Le modèle des alliances françaises s’appuie sur les initiatives locales, qu’il ne faut pas décourager. Certes, il peut y avoir un cadre défini de Paris, quelle que soit l’instance de tête, mais il est important que les membres qui font vivre les alliances françaises sur le terrain aient leur voix au chapitre à l’échelon national. Ce sont elles qui, au quotidien, parviennent à mobiliser des moyens, du mécénat, ce qui manque parfois, tant pour la Fondation Alliance française – elle reconnaît d'ailleurs son échec de ce point de vue – que pour l’Institut français, pour qui les ressources propres de ce type restent assez résiduelles, de l’ordre de 11 %. C’est vous dire si l’enjeu de la mobilisation de ces ressources est important.

Robert del Picchia a évoqué les synergies avec les autres opérateurs, notamment dans le monde de l’audiovisuel : TV5 Monde et France Médias Monde sont mobilisés, de même que RFI. J’ai en tête la semaine de la langue française, à laquelle sont associées les rédactions de France Médias Monde et de RFI, ou un certain nombre de prix décernés ensemble, tels que le prix « découverte » et le prix « théâtre ».

Des conventions avec TV5 Monde prévoient des collaborations autour des saisons culturelles croisées, pour lesquelles on ne peut que tirer notre chapeau à l’Institut qui réussit à les conduire avec maestria.

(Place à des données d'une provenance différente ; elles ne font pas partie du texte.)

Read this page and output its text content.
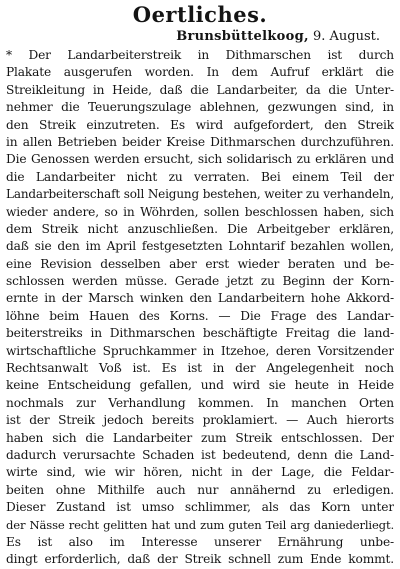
Oertliches.
Brunsbüttelkoog, 9. August.
* Der Landarbeiterstreik in Dithmarschen ist durch
Plakate ausgerufen worden. In dem Aufruf erklärt die
Streikleitung in Heide, daß die Landarbeiter, da die Unter-
nehmer die Teuerungszulage ablehnen, gezwungen sind, in
den Streik einzutreten. Es wird aufgefordert, den Streik
in allen Betrieben beider Kreise Dithmarschen durchzuführen.
Die Genossen werden ersucht, sich solidarisch zu erklären und
die Landarbeiter nicht zu verraten. Bei einem Teil der
Landarbeiterschaft soll Neigung bestehen, weiter zu verhandeln,
wieder andere, so in Wöhrden, sollen beschlossen haben, sich
dem Streik nicht anzuschließen. Die Arbeitgeber erklären,
daß sie den im April festgesetzten Lohntarif bezahlen wollen,
eine Revision desselben aber erst wieder beraten und be-
schlossen werden müsse. Gerade jetzt zu Beginn der Korn-
ernte in der Marsch winken den Landarbeitern hohe Akkord-
löhne beim Hauen des Korns. — Die Frage des Landar-
beiterstreiks in Dithmarschen beschäftigte Freitag die land-
wirtschaftliche Spruchkammer in Itzehoe, deren Vorsitzender
Rechtsanwalt Voß ist. Es ist in der Angelegenheit noch
keine Entscheidung gefallen, und wird sie heute in Heide
nochmals zur Verhandlung kommen. In manchen Orten
ist der Streik jedoch bereits proklamiert. — Auch hierorts
haben sich die Landarbeiter zum Streik entschlossen. Der
dadurch verursachte Schaden ist bedeutend, denn die Land-
wirte sind, wie wir hören, nicht in der Lage, die Feldar-
beiten ohne Mithilfe auch nur annähernd zu erledigen.
Dieser Zustand ist umso schlimmer, als das Korn unter
der Nässe recht gelitten hat und zum guten Teil arg daniederliegt.
Es ist also im Interesse unserer Ernährung unbe-
dingt erforderlich, daß der Streik schnell zum Ende kommt.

On se souvient tous de l’Année France-Colombie, qui a été une réussite. Nous préparons France-Israël, puis France-Roumanie.

Message reçu, mesdames, messieurs les sénateurs ! Vous avez émis le souhait d’une diplomatie culturelle ambitieuse qui permette à la France de jouer un rôle important dans ce monde multipolaire, où elle a une voix différente à porter et à faire partager. Une langue, c’est aussi un point de vue sur le monde. Il nous appartient, ensemble, de lui donner les moyens nécessaires.

Les quelque vingt interventions qui vont suivre seront autant d’éléments pour enrichir les réflexions du Gouvernement, qui est venu ici puiser à bonne source.